About a month, but can take a week longer if you aren't careful.
The mortgage is the only factor in this equation, everything else will be shorter. During the option period, which is your time to bail out of the contract before execution, you can schedule everything that needs to be done: inspection, bank appraisal, offer adjustments (from appraisal) and survey. Inspectors work by contact, you can sometimes get them there the same day as the offer acceptance. There's tons of inspection companies, they'll meet about any deadline. The bank appraiser is on the bank schedule, they'll work within your option period, usually 1-3 days. Many don't even appraise in person for new builds or recent appraisals. The survey isn't always necessary, depending on the last survey, but it's just like the appraiser, they'll work your timeline.

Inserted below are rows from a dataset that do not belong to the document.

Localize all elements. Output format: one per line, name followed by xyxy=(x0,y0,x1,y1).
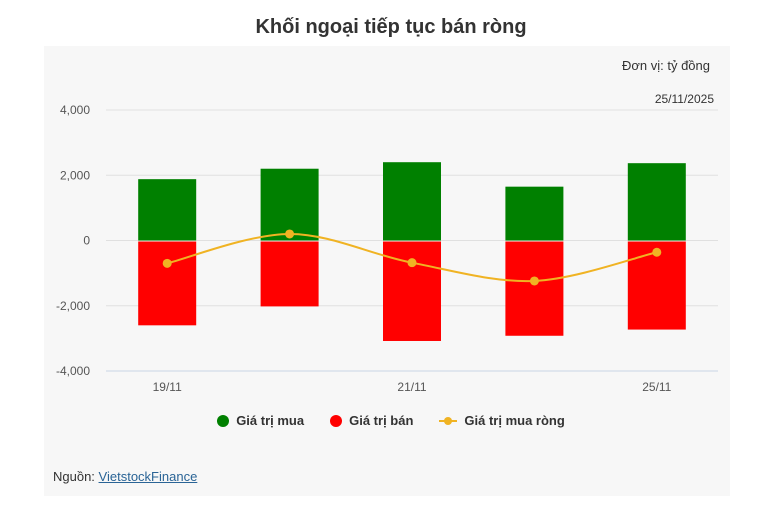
x-tick-label: 21/11 xyxy=(397,380,426,394)
bar-buy xyxy=(383,162,441,241)
net-point xyxy=(652,247,662,257)
legend: Giá trị mua Giá trị bán Giá trị mua ròng xyxy=(0,413,782,428)
y-tick-label: 2,000 xyxy=(60,168,90,182)
legend-item-buy[interactable]: Giá trị mua xyxy=(217,413,304,428)
bar-buy xyxy=(627,163,686,241)
net-point xyxy=(407,258,417,268)
legend-label-sell: Giá trị bán xyxy=(349,413,414,428)
legend-item-sell[interactable]: Giá trị bán xyxy=(330,413,413,428)
bar-buy xyxy=(505,186,564,241)
net-point xyxy=(285,229,295,239)
source-prefix: Nguồn: xyxy=(53,469,99,484)
source-note: Nguồn: VietstockFinance xyxy=(53,469,197,484)
x-tick-label: 25/11 xyxy=(642,380,671,394)
legend-marker-buy xyxy=(217,414,230,427)
legend-marker-net xyxy=(439,415,458,427)
bar-sell xyxy=(138,241,197,326)
bar-sell xyxy=(260,241,319,307)
legend-label-net: Giá trị mua ròng xyxy=(464,413,565,428)
legend-label-buy: Giá trị mua xyxy=(236,413,305,428)
legend-marker-sell xyxy=(330,414,343,427)
bar-buy xyxy=(138,179,197,241)
net-point xyxy=(529,276,539,286)
y-tick-label: -2,000 xyxy=(56,299,90,313)
x-tick-label: 19/11 xyxy=(153,380,182,394)
y-tick-label: 0 xyxy=(83,234,90,248)
bar-buy xyxy=(260,168,319,241)
date-label: 25/11/2025 xyxy=(654,92,714,106)
bar-sell xyxy=(383,241,441,341)
unit-label: Đơn vị: tỷ đồng xyxy=(621,58,710,73)
legend-item-net[interactable]: Giá trị mua ròng xyxy=(439,413,565,428)
y-tick-label: -4,000 xyxy=(56,364,90,378)
bar-sell xyxy=(505,241,564,336)
chart-title: Khối ngoại tiếp tục bán ròng xyxy=(255,16,527,38)
net-point xyxy=(162,258,172,268)
source-link[interactable]: VietstockFinance xyxy=(98,469,198,484)
y-tick-label: 4,000 xyxy=(60,103,90,117)
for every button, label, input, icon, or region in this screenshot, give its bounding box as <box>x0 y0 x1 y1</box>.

The mortgage is a different story. Pre approval takes 1-2 days, if you don't already have deep A+ credit. Terms and financial approval start after you tell them you're in contract, often the real estate agents will do this, but call them yourself. Your full credit report, which is the risk analysis performed by the bank, takes 3-5 days, depending on how big of a hurry they're in. This time is also used to get all the survey and proof of income and tax documents. To move the process along, you need to keep on your broker, the first part of the timeline is dependent on their due diligence. Then the loan moves to underwriting. This process is slow and your broker cannot speed it up. The underwriters have to do extensive verification, reporting, risk validation, balance an asset pool with your mortgage and many others. This takes 2-3 weeks. I have heard of deals falling apart because underwriting took too long. I've been told this happens for a variety of reasons, including imbalanced asset classes, large volume, a documentation error and "oops". After the broker gets it back, funding takes about a day after final signing.
Signing things happens in hours, but you have a separate meeting with the title and mortgage company, but this will all happen within your closing date. The agents probably know most lenders well enough to determine if your timeline will be a little different.
Also, you and the seller determine the closing date, so if you're planning this because of a move out time, you can certainly start early, but cannot start late.